Sunday, March 10, 2013

Yesterday we visited San Francisco Plantation. They were having a fund raiser so in addition to the plantation tour there was a car show and a craft show.  Like all the other plantations in the area this one is close to the Mississippi River to facilitate shipping sugar cane.  Over the years the river has taken all the land in front of the house, now the plantation sits at the foot of the river’s levee.

Built in 1856 the plantation’s original name was Sans Frusquin.  Its French slang and means “without a penny in my pocket.”  The name stems from the plantation owner’s lament about his German wife’s spending to decorate the plantation.  The interior is more European then other homes in the area.
The ground floor includes the wine cellar, china pantry, billiard room and dining room.  The dining room has a table that it 26 feet long and seats 24 people.  The floor is finished with brick that was ground to a fine dust and then applied like stucco.

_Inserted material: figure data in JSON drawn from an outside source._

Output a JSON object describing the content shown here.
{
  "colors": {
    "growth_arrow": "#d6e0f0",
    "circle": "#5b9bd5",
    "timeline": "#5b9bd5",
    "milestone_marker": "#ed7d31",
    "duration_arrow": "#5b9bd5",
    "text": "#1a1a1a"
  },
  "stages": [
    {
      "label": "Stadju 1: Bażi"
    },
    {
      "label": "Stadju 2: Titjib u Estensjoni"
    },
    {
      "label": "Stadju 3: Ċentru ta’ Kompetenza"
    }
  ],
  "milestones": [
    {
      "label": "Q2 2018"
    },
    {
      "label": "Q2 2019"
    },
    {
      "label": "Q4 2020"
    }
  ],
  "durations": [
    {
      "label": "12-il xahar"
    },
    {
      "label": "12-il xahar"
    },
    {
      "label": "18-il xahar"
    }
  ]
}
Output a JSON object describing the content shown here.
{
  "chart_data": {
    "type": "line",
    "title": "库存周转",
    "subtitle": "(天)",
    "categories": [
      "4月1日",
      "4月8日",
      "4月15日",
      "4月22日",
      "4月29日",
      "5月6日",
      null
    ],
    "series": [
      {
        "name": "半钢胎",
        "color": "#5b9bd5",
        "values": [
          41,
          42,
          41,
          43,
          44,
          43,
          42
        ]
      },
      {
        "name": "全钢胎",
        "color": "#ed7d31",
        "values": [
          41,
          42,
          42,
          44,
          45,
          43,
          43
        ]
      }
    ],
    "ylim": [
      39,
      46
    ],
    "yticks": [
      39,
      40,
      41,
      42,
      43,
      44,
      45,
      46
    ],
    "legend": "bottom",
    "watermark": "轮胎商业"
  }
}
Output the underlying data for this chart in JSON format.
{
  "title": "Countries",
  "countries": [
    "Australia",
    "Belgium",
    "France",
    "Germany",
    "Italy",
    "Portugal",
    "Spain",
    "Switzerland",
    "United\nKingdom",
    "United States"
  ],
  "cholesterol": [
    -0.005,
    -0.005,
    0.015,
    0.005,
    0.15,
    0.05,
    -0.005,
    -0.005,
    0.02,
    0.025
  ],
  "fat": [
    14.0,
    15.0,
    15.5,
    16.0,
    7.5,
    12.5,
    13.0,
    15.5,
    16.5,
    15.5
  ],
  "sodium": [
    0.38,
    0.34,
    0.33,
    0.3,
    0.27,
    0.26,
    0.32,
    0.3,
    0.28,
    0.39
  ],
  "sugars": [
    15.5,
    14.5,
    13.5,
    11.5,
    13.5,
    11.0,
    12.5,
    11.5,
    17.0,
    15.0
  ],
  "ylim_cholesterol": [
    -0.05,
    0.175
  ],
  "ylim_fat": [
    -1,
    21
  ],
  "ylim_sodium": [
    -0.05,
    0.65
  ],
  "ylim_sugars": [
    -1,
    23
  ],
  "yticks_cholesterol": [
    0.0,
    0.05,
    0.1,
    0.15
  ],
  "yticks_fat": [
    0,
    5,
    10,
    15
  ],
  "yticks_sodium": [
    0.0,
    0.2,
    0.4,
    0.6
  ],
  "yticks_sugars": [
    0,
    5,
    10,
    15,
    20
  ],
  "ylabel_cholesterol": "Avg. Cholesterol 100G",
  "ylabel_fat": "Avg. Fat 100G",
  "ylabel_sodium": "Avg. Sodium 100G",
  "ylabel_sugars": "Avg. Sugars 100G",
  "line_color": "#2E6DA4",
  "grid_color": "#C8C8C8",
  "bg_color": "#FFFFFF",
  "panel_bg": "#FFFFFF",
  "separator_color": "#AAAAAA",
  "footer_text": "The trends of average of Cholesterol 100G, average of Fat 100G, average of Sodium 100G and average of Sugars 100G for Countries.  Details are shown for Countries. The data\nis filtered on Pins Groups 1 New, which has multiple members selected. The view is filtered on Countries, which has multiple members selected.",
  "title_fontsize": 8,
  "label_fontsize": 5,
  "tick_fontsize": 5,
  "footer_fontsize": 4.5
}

The final appearance is crushed velvet.  


The wine cellar also contains the master’s shower.  This is a really interesting contraption. State of the art at the time, it took two people to work it while the master bathed. One slave filled the lower tank with water. Then a slave pumped the water to an overhead cistern. The bather then pulled a chain to release the water.
The main floor contains the homes main entrance and reception area, the ladies drawing room, men’s drawing room, master bedroom, children’s bedroom, boudoir, green sitting room, grey sitting room and bedroom for the oldest son and a large porch facing the Mississippi.  

The green sitting room includes a table with a petticoat mirror under it. Ladies would use this mirror to check to be sure their ankles or petticoat were not showing.  In the day, an ankle was VERY titillating.
The boudoir was used as a birthing room. Once the baby was delivered, mother and child remained in the room for six weeks to ensure the baby was not exposed to anything.  The ceiling in the boudoir has cherubs painted on it. The skin color is quite dark and the faces are those of adults not infants.  The effect is very odd.
The grey sitting room includes a “fainting couch.”  I’ve heard the term many times but never understood its use until the tour.  Fashion dictated that ladies have tiny waists. To achieve that, ladies had their lower ribs removed.  Then they wore a corset.  These corsets were laced so tight that ladies would sometimes have trouble breathing. At San Francisco Plantation ladies would retreat to the grey room where a maid would undo the laces on the corset.  This would allow blood to rush to the lower extremities causing the lady to faint on the couch!

The ladies drawing room is painted a brilliant light purple.  The room is elaborately decorated with decorative painting on the walls, ceilings and fireplace mantle.

The room contains a courting chair. This allowed the young couple to sit beside each other, but facing in different directions. When a young man came courting the couple was always chaperoned.  Mother sat in the room feigning knitting or reading while ease dropping on the couple. The room also contains a mirror strategically placed so that father could sit across the hall in the men’s sitting room and also keep an eye on the couple. Courting candles were used to set boundaries for his daughter. When the daughter's suitor came calling, the father would light the courting the candle. When the candle burnt to the metal at the top of the candle holder, it was time for the suitor to promptly leave. However, the father could change the height of the candle based on how comfortable he felt about the suitor.

The most interesting thing about the main floor is that many of the rooms are formed by LARGE folding doors.  When all the doors are open and the furniture is removed the space can be used as a ballroom. Since the walls are not really fixed and load bearing walls there are numerous cast iron Corinthian columns that support the third floor, roof and widows walk.

The third floor is a REALLY HUGE attic enclosed with shutters. Every day during warm weather servants would go up in the attic and open all the shutters to allow a cool breeze from the river to flow through the house.
The house was eventually abandoned and remained empty for 40 years. In 1973 the plantation was purchased by a local oil company who deeded a small plot of land and the house to the San Francisco Plantation Foundation. After several years of research the oil company underwrote $2,000,000 to restore the house to its former glory.

1 comment:

  1. Thanks for the history lesson Laura, we did not get to the Plantations while there. Glad you are able to get out for awhile to see some sights!